Water-Related News

Ten Mile Canal one-year update: Much work done; much more to do, residents say

What do you get when you funnel record-breaking stormwater into a system designed for a once-upon-a-time rural area? A wet mess, as survivors of 2017’s Ten Mile Canal area flooding will tell you.

Starting last Aug. 25, record rains fell for five days, with some areas logging almost 30 inches. The resulting misery dominated news for the next two weeks, until Hurricane Irma stormed in to steal the show, compounding the woes of the already hard-hit area. Yet unprecedented as the initial disaster was, it’s a wonder it didn’t happen sooner, say residents who’ve spent the last year studying the event and trying to prevent its repeat, growing increasingly frustrated with Lee County in the process.

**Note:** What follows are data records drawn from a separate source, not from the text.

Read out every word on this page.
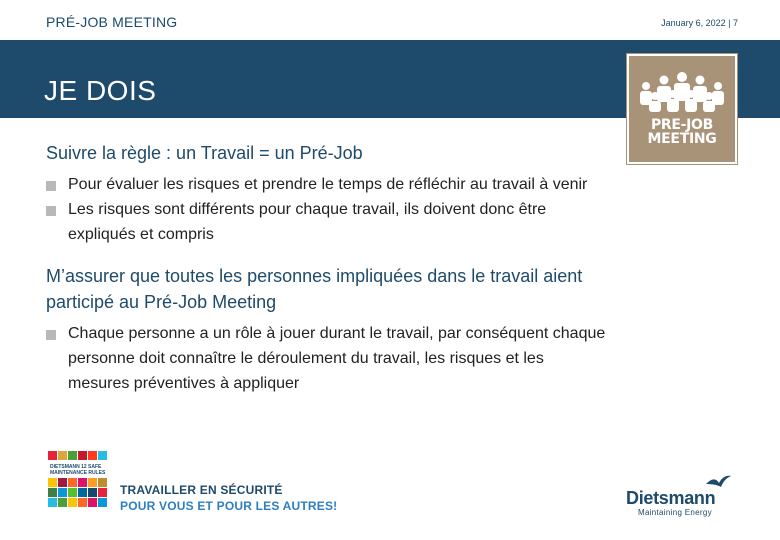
PRÉ-JOB MEETING	January 6, 2022 | 7
JE DOIS
PRE-JOB
MEETING
Suivre la règle : un Travail = un Pré-Job
Pour évaluer les risques et prendre le temps de réfléchir au travail à venir
Les risques sont différents pour chaque travail, ils doivent donc être expliqués et compris
M’assurer que toutes les personnes impliquées dans le travail aient participé au Pré-Job Meeting
Chaque personne a un rôle à jouer durant le travail, par conséquent chaque personne doit connaître le déroulement du travail, les risques et les mesures préventives à appliquer
DIETSMANN 12 SAFE
MAINTENANCE RULES
TRAVAILLER EN SÉCURITÉ
POUR VOUS ET POUR LES AUTRES!	Dietsmann
Maintaining Energy
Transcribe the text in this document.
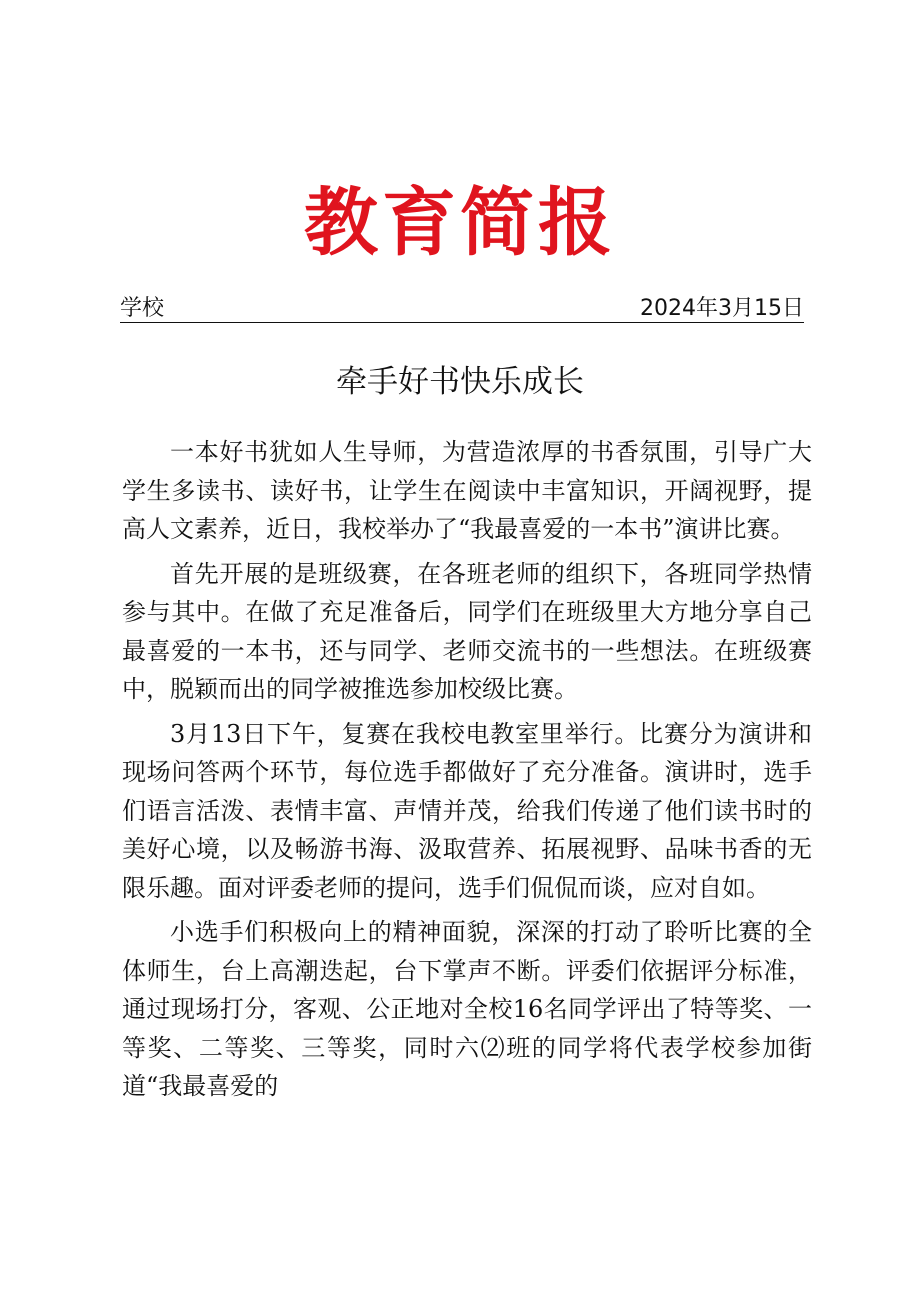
教育简报
学校	2024年3月15日
牵手好书快乐成长

一本好书犹如人生导师，为营造浓厚的书香氛围，引导广大学生多读书、读好书，让学生在阅读中丰富知识，开阔视野，提高人文素养，近日，我校举办了“我最喜爱的一本书”演讲比赛。

首先开展的是班级赛，在各班老师的组织下，各班同学热情参与其中。在做了充足准备后，同学们在班级里大方地分享自己最喜爱的一本书，还与同学、老师交流书的一些想法。在班级赛中，脱颖而出的同学被推选参加校级比赛。

3月13日下午，复赛在我校电教室里举行。比赛分为演讲和现场问答两个环节，每位选手都做好了充分准备。演讲时，选手们语言活泼、表情丰富、声情并茂，给我们传递了他们读书时的美好心境，以及畅游书海、汲取营养、拓展视野、品味书香的无限乐趣。面对评委老师的提问，选手们侃侃而谈，应对自如。

小选手们积极向上的精神面貌，深深的打动了聆听比赛的全体师生，台上高潮迭起，台下掌声不断。评委们依据评分标准，通过现场打分，客观、公正地对全校16名同学评出了特等奖、一等奖、二等奖、三等奖，同时六⑵班的同学将代表学校参加街道“我最喜爱的
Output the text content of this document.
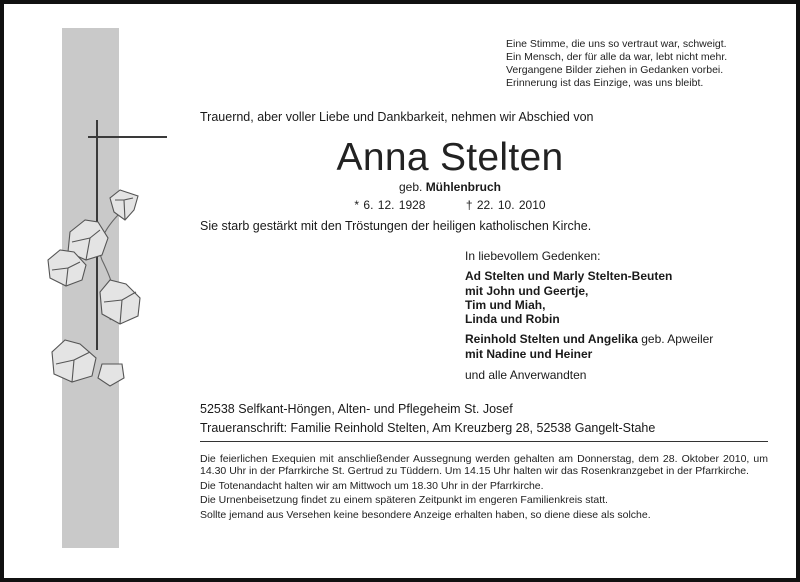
Eine Stimme, die uns so vertraut war, schweigt.
Ein Mensch, der für alle da war, lebt nicht mehr.
Vergangene Bilder ziehen in Gedanken vorbei.
Erinnerung ist das Einzige, was uns bleibt.
Trauernd, aber voller Liebe und Dankbarkeit, nehmen wir Abschied von
Anna Stelten
geb. Mühlenbruch
* 6. 12. 1928	† 22. 10. 2010
Sie starb gestärkt mit den Tröstungen der heiligen katholischen Kirche.
In liebevollem Gedenken:
Ad Stelten und Marly Stelten-Beuten
mit John und Geertje,
Tim und Miah,
Linda und Robin
Reinhold Stelten und Angelika geb. Apweiler
mit Nadine und Heiner
und alle Anverwandten
52538 Selfkant-Höngen, Alten- und Pflegeheim St. Josef
Traueranschrift: Familie Reinhold Stelten, Am Kreuzberg 28, 52538 Gangelt-Stahe

Die feierlichen Exequien mit anschließender Aussegnung werden gehalten am Donnerstag, dem 28. Oktober 2010, um 14.30 Uhr in der Pfarrkirche St. Gertrud zu Tüddern. Um 14.15 Uhr halten wir das Rosenkranzgebet in der Pfarrkirche.

Die Totenandacht halten wir am Mittwoch um 18.30 Uhr in der Pfarrkirche.

Die Urnenbeisetzung findet zu einem späteren Zeitpunkt im engeren Familienkreis statt.

Sollte jemand aus Versehen keine besondere Anzeige erhalten haben, so diene diese als solche.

Concerned history would repeat itself, Bob Clements joined the Ten Mile Canal Community Group, one of several citizen initiatives that have coalesced since the flooding. He has lived for 21 years in The Forest, one of the hardest-hit developments.

Members are carefully watching the work Lee County has done over the last year, including cleaning and regrading area canals, culverts and swales, improving access and installing level monitoring systems.

They’re also calling it out for not doing enough — focusing on addressing the flooding's effects; not its causes, says Ted Ehrlich, one of the community group's leaders.